Ha: errors terms do ahve autocor.
Therefore if the 4 - d is small we will reject the null hypothesis and determine that they do have autocor. If 4 - d is large we do not reject, meaning there is autocor.
The command will always just give us the p-value so we don’t have to worry too much about how we test for it. Let’s look at an example to see what we learned.
To start, we will plot our data using our usual plot command. We will also specify type = “l” to connect the data points a produce a trend line.
data(aatemp, package = "faraway")
plot(temp~year, type = "l", data = aatemp)
After this we will create our usual linear model.
temp.mod1 <- lm(temp~year, data = aatemp)
summary(temp.mod1)
##
## Call:
## lm(formula = temp ~ year, data = aatemp)
##
## Residuals:
## Min 1Q Median 3Q Max
## -3.9843 -0.9113 -0.0820 0.9946 3.5343
##
## Coefficients:
## Estimate Std. Error t value Pr(>|t|)
## (Intercept) 24.005510 7.310781 3.284 0.00136 **
## year 0.012237 0.003768 3.247 0.00153 **
## ---
## Signif. codes: 0 '***' 0.001 '**' 0.01 '*' 0.05 '.' 0.1 ' ' 1
##
## Residual standard error: 1.466 on 113 degrees of freedom
## Multiple R-squared: 0.08536, Adjusted R-squared: 0.07727
## F-statistic: 10.55 on 1 and 113 DF, p-value: 0.001533
Here the t-test indicates that the variable yaer is a significant predictor. Next, it is important to check the residual plots to check for trends.
plot(temp.mod1)
As can be seen in the first graph, there is a slight trend to our model that we will try to fix by adding another term.

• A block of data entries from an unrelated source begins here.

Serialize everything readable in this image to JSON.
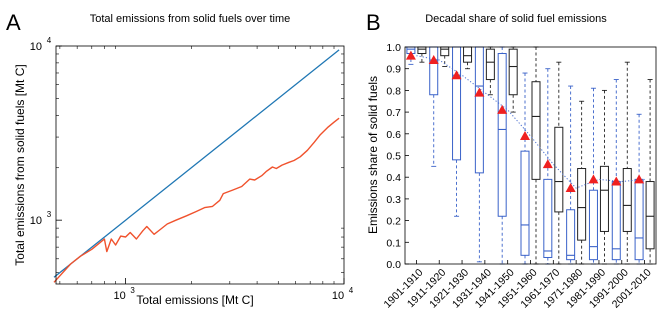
{
  "chart_data": [
    {
      "panel_letter": "A",
      "type": "line",
      "title": "Total emissions from solid fuels over time",
      "xlabel": "Total emissions [Mt C]",
      "ylabel": "Total emissions from solid fuels [Mt C]",
      "xscale": "log",
      "yscale": "log",
      "xlim": [
        480,
        10000
      ],
      "ylim": [
        430,
        10000
      ],
      "x_ticks": [
        {
          "value": 1000,
          "base": "10",
          "exp": "3"
        },
        {
          "value": 10000,
          "base": "10",
          "exp": "4"
        }
      ],
      "y_ticks": [
        {
          "value": 1000,
          "base": "10",
          "exp": "3"
        },
        {
          "value": 10000,
          "base": "10",
          "exp": "4"
        }
      ],
      "grid": false,
      "series": [
        {
          "color": "#1f77b4",
          "points": [
            [
              470,
              470
            ],
            [
              9500,
              9500
            ]
          ]
        },
        {
          "color": "#f0522d",
          "points": [
            [
              470,
              440
            ],
            [
              560,
              560
            ],
            [
              620,
              620
            ],
            [
              700,
              680
            ],
            [
              760,
              740
            ],
            [
              800,
              780
            ],
            [
              820,
              660
            ],
            [
              860,
              780
            ],
            [
              900,
              720
            ],
            [
              950,
              810
            ],
            [
              1000,
              800
            ],
            [
              1050,
              850
            ],
            [
              1120,
              780
            ],
            [
              1200,
              870
            ],
            [
              1250,
              920
            ],
            [
              1350,
              830
            ],
            [
              1450,
              890
            ],
            [
              1550,
              950
            ],
            [
              1700,
              1000
            ],
            [
              1900,
              1060
            ],
            [
              2100,
              1120
            ],
            [
              2300,
              1180
            ],
            [
              2500,
              1200
            ],
            [
              2700,
              1300
            ],
            [
              2800,
              1420
            ],
            [
              3100,
              1490
            ],
            [
              3400,
              1560
            ],
            [
              3700,
              1720
            ],
            [
              3900,
              1700
            ],
            [
              4200,
              1800
            ],
            [
              4400,
              1900
            ],
            [
              4700,
              2020
            ],
            [
              4900,
              1980
            ],
            [
              5200,
              2070
            ],
            [
              5600,
              2150
            ],
            [
              5900,
              2200
            ],
            [
              6300,
              2310
            ],
            [
              6800,
              2520
            ],
            [
              7300,
              2800
            ],
            [
              7800,
              3100
            ],
            [
              8400,
              3400
            ],
            [
              9000,
              3650
            ],
            [
              9500,
              3850
            ]
          ]
        }
      ]
    },
    {
      "panel_letter": "B",
      "type": "box",
      "title": "Decadal share of solid fuel emissions",
      "ylabel": "Emissions share of solid fuels",
      "ylim": [
        0,
        1
      ],
      "y_ticks": [
        "0.0",
        "0.1",
        "0.2",
        "0.3",
        "0.4",
        "0.5",
        "0.6",
        "0.7",
        "0.8",
        "0.9",
        "1.0"
      ],
      "categories": [
        "1901-1910",
        "1911-1920",
        "1921-1930",
        "1931-1940",
        "1941-1950",
        "1951-1960",
        "1961-1970",
        "1971-1980",
        "1981-1990",
        "1991-2000",
        "2001-2010"
      ],
      "series": [
        {
          "color": "#3a62c9",
          "boxes": [
            {
              "min": 0.92,
              "q1": 0.97,
              "median": 0.99,
              "q3": 1.0,
              "max": 1.0
            },
            {
              "min": 0.45,
              "q1": 0.78,
              "median": 0.94,
              "q3": 1.0,
              "max": 1.0
            },
            {
              "min": 0.22,
              "q1": 0.48,
              "median": 0.87,
              "q3": 1.0,
              "max": 1.0
            },
            {
              "min": 0.01,
              "q1": 0.42,
              "median": 0.82,
              "q3": 1.0,
              "max": 1.0
            },
            {
              "min": 0.0,
              "q1": 0.22,
              "median": 0.62,
              "q3": 0.97,
              "max": 1.0
            },
            {
              "min": 0.0,
              "q1": 0.04,
              "median": 0.18,
              "q3": 0.52,
              "max": 0.88
            },
            {
              "min": 0.0,
              "q1": 0.03,
              "median": 0.06,
              "q3": 0.39,
              "max": 0.9
            },
            {
              "min": 0.0,
              "q1": 0.02,
              "median": 0.04,
              "q3": 0.25,
              "max": 0.82
            },
            {
              "min": 0.0,
              "q1": 0.02,
              "median": 0.08,
              "q3": 0.34,
              "max": 0.81
            },
            {
              "min": 0.0,
              "q1": 0.02,
              "median": 0.07,
              "q3": 0.38,
              "max": 0.85
            },
            {
              "min": 0.0,
              "q1": 0.02,
              "median": 0.12,
              "q3": 0.39,
              "max": 0.69
            }
          ]
        },
        {
          "color": "#222222",
          "boxes": [
            {
              "min": 0.93,
              "q1": 0.97,
              "median": 0.99,
              "q3": 1.0,
              "max": 1.0
            },
            {
              "min": 0.91,
              "q1": 0.96,
              "median": 0.99,
              "q3": 1.0,
              "max": 1.0
            },
            {
              "min": 0.9,
              "q1": 0.93,
              "median": 0.96,
              "q3": 1.0,
              "max": 1.0
            },
            {
              "min": 0.78,
              "q1": 0.85,
              "median": 0.93,
              "q3": 0.99,
              "max": 1.0
            },
            {
              "min": 0.7,
              "q1": 0.78,
              "median": 0.91,
              "q3": 0.99,
              "max": 1.0
            },
            {
              "min": 0.0,
              "q1": 0.39,
              "median": 0.68,
              "q3": 0.84,
              "max": 1.0
            },
            {
              "min": 0.0,
              "q1": 0.24,
              "median": 0.38,
              "q3": 0.63,
              "max": 0.93
            },
            {
              "min": 0.0,
              "q1": 0.11,
              "median": 0.26,
              "q3": 0.44,
              "max": 0.75
            },
            {
              "min": 0.0,
              "q1": 0.15,
              "median": 0.34,
              "q3": 0.45,
              "max": 0.8
            },
            {
              "min": 0.0,
              "q1": 0.15,
              "median": 0.27,
              "q3": 0.44,
              "max": 0.93
            },
            {
              "min": 0.0,
              "q1": 0.07,
              "median": 0.22,
              "q3": 0.38,
              "max": 0.85
            }
          ]
        }
      ],
      "means": {
        "color": "#ef2020",
        "values": [
          0.96,
          0.94,
          0.87,
          0.79,
          0.71,
          0.59,
          0.46,
          0.35,
          0.39,
          0.38,
          0.39
        ]
      },
      "trend_color": "#4a6fd0"
    }
  ]
}
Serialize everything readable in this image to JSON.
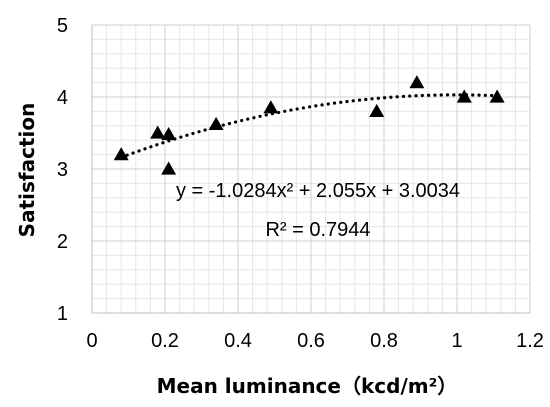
{
  "chart_data": {
    "type": "scatter",
    "title": "",
    "xlabel": "Mean luminance（kcd/m²）",
    "ylabel": "Satisfaction",
    "xlim": [
      0,
      1.2
    ],
    "ylim": [
      1,
      5
    ],
    "x_ticks": [
      "0",
      "0.2",
      "0.4",
      "0.6",
      "0.8",
      "1",
      "1.2"
    ],
    "y_ticks": [
      "1",
      "2",
      "3",
      "4",
      "5"
    ],
    "x_tick_values": [
      0,
      0.2,
      0.4,
      0.6,
      0.8,
      1.0,
      1.2
    ],
    "y_tick_values": [
      1,
      2,
      3,
      4,
      5
    ],
    "grid": true,
    "marker": "triangle",
    "series": [
      {
        "points": [
          {
            "x": 0.08,
            "y": 3.2
          },
          {
            "x": 0.18,
            "y": 3.5
          },
          {
            "x": 0.21,
            "y": 3.48
          },
          {
            "x": 0.21,
            "y": 3.0
          },
          {
            "x": 0.34,
            "y": 3.62
          },
          {
            "x": 0.49,
            "y": 3.85
          },
          {
            "x": 0.78,
            "y": 3.8
          },
          {
            "x": 0.89,
            "y": 4.2
          },
          {
            "x": 1.02,
            "y": 4.0
          },
          {
            "x": 1.11,
            "y": 4.0
          }
        ]
      }
    ],
    "trendline": {
      "type": "polynomial",
      "coefficients": [
        -1.0284,
        2.055,
        3.0034
      ],
      "x_range": [
        0.08,
        1.11
      ],
      "style": "dotted"
    },
    "annotations": {
      "equation": "y = -1.0284x² + 2.055x + 3.0034",
      "r2": "R² = 0.7944"
    }
  }
}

temp.mod2 <- lm(temp ~ year + I(year^2), data = aatemp)
summary(temp.mod2)
##
## Call:
## lm(formula = temp ~ year + I(year^2), data = aatemp)
##
## Residuals:
## Min 1Q Median 3Q Max
## -4.0412 -0.9538 -0.0624 0.9959 3.5820
##
## Coefficients:
## Estimate Std. Error t value Pr(>|t|)
## (Intercept) -2.127e+02 3.837e+02 -0.554 0.580
## year 2.567e-01 3.962e-01 0.648 0.518
## I(year^2) -6.307e-05 1.022e-04 -0.617 0.539
##
## Residual standard error: 1.47 on 112 degrees of freedom
## Multiple R-squared: 0.08846, Adjusted R-squared: 0.07218
## F-statistic: 5.434 on 2 and 112 DF, p-value: 0.005591
Here we added a quadratic term, however, neither term for this model is significant. Looking at our residual plots, we can see that the trend has not been corrected.
plot(temp.mod2)
Since this didn’t work, we can try adding one more cubic term to the model.
temp.mod3 <- lm(temp ~ year + I(year^2) + I(year^3), data = aatemp)
summary(temp.mod3)
##
## Call:
## lm(formula = temp ~ year + I(year^2) + I(year^3), data = aatemp)
##
## Residuals:
## Min 1Q Median 3Q Max
## -3.8557 -0.9646 -0.1552 1.0485 4.1538
##
## Coefficients:
## Estimate Std. Error t value Pr(>|t|)
## (Intercept) 3.959e+04 1.734e+04 2.283 0.0243 *
## year -6.159e+01 2.694e+01 -2.286 0.0241 *
## I(year^2) 3.197e-02 1.395e-02 2.291 0.0238 *
## I(year^3) -5.527e-06 2.407e-06 -2.296 0.0236 *
## ---
## Signif. codes: 0 '***' 0.001 '**' 0.01 '*' 0.05 '.' 0.1 ' ' 1
##
## Residual standard error: 1.443 on 111 degrees of freedom
## Multiple R-squared: 0.1298, Adjusted R-squared: 0.1063
## F-statistic: 5.518 on 3 and 111 DF, p-value: 0.001436
Adding the third term in shows that now all three terms are significant based on the t-test. Let’s take a look at the residuals to see if they look any better.
plot(temp.mod3)
Looking at our first plot here we can see that the trend line is almost perfectly flat and the errors are randomly distributed. Based on this I think this model looks great and we have produced a model that accurately models our time series data.
One last thing we need to check is autocorrelation. We do this using the dwtest command, and if our p-value is less than .05 that will tell us that we have autocorrelation.
library("lmtest")
## Loading required package: zoo
##
## Attaching package: 'zoo'
## The following objects are masked from 'package:base':
##
## as.Date, as.Date.numeric
dwtest(temp.mod3)
##
## Durbin-Watson test
##
## data: temp.mod3
## DW = 1.7171, p-value = 0.03464
## alternative hypothesis: true autocorrelation is greater than 0
Our dwtest gave us a p-value of .03464, indicating that this model does in fact have autocorrelation.